To test WER and PER:

  1. First make sure you have apertium-eval-translator-line. It should already be on the lab computers, but you can test that running apertium-eval-translator-line gives you information on using the tool.
    • If you don't have it, clone the tools repo (or git pull to update it, if you already have it cloned from other assignments) and run make.
  2. You need two files: one test translation, and one reference translation. The reference translation is the parallel text in your corpus, e.g. abc.tests.txt. To get a test translation, run the source text through apertium and direct the output into a new file, e.g. cat xyz.tests.txt | apertium -d . xyz-abc > xyz-abc.tests.txt. You should add the [final] test translation to your repository.
  3. The following command should then give you WER and PER measures and some other useful numbers:
    • apertium-eval-translator -r abc.tests.txt -t xyz-abc.tests.txt

The assignment

This assignment is early in week 13 (this semester, noon on Monday, May 3, 2021).

Getting set up

Add a page to the wiki called Language1_and_Language2/Structural_transfer, linking to it from the main page on the language pair.

  • Put the page in the category Category:Sp21_StructuralTransfer and the categories for the two languages.
  • Before you start development of structural transfer, perform WER, PER, and coverage tests on your short sentences corpus, and add this in to a pre-evaluation section.

Adding stems

Add all the words needed for the transfer tests (from the last assignment) to analyse to the bilingual dictionary.

  • And make sure both analysers can analyse all sentences correctly, which includes adding the words to the relevant monolingual dictionaries as necessary.

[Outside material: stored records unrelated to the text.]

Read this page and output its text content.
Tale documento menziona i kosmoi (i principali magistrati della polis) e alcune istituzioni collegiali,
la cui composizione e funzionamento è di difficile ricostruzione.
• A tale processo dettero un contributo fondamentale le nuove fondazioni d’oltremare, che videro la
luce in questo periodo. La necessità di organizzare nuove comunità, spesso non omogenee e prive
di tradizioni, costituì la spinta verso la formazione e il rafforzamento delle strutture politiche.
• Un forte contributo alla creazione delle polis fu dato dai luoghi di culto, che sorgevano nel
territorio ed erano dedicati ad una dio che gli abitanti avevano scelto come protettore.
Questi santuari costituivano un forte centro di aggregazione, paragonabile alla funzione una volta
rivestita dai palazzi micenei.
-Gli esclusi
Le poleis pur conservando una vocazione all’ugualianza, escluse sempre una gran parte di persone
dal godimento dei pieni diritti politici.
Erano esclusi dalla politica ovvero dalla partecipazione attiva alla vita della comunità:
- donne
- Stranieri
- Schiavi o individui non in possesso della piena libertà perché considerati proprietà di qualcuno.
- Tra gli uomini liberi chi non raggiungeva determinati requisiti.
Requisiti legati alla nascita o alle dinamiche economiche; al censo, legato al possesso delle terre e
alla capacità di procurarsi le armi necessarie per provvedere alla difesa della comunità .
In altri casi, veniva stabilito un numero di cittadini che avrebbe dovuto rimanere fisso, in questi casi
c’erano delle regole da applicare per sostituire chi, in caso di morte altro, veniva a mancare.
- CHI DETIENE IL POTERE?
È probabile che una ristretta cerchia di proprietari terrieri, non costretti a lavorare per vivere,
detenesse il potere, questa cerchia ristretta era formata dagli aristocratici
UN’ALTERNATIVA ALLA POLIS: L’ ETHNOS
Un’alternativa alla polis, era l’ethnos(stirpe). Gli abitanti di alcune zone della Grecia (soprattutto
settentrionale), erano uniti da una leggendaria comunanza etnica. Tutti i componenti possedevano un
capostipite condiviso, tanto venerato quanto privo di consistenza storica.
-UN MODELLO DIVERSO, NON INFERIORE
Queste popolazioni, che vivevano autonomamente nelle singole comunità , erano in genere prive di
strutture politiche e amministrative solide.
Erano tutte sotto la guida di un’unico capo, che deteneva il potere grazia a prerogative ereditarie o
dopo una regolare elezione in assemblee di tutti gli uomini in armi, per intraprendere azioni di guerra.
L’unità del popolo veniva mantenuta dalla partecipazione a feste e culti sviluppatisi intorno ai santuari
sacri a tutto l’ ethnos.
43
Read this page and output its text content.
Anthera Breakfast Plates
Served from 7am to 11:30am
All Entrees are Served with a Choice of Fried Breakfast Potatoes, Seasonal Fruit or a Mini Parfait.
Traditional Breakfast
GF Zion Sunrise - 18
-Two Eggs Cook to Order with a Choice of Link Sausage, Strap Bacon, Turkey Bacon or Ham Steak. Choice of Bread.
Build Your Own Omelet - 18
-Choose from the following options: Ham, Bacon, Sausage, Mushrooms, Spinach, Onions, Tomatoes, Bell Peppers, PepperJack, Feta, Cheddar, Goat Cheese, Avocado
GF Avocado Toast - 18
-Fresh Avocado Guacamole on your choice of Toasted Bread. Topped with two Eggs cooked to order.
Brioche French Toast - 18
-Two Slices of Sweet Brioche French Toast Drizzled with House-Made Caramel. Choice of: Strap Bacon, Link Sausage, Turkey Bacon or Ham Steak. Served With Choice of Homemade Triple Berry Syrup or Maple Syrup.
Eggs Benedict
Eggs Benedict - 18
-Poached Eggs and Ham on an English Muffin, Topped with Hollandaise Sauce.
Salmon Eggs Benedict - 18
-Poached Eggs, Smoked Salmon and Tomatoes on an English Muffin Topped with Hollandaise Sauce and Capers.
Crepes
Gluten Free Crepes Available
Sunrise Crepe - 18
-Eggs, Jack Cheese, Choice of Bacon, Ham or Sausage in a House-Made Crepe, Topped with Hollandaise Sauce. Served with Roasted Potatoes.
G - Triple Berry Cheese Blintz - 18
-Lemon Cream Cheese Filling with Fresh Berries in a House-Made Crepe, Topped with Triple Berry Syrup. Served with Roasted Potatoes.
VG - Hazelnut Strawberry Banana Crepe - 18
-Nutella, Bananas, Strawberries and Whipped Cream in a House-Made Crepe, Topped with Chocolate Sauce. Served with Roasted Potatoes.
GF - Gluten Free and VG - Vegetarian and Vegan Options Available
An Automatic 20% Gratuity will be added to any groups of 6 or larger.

Write structural transfer rules

Implement at least one item from your contrastive grammar.

  • (If the group is working on two translation directions, then each person in each group should implement at least one item for the direction that translates into the language that they have been primarily working with. The same item does not need to be used for each direction.)

Wrapping up

Add to your structural transfer wiki page:

  • Add at least one example sentence for each item you implement. Show the outputs of the following modes for your translation system: tagger, lex, transfer, and the pair itself (abc-xyz).
  • Perform WER, PER, and coverage tests again, and add into a post-evaluation section on the wiki page.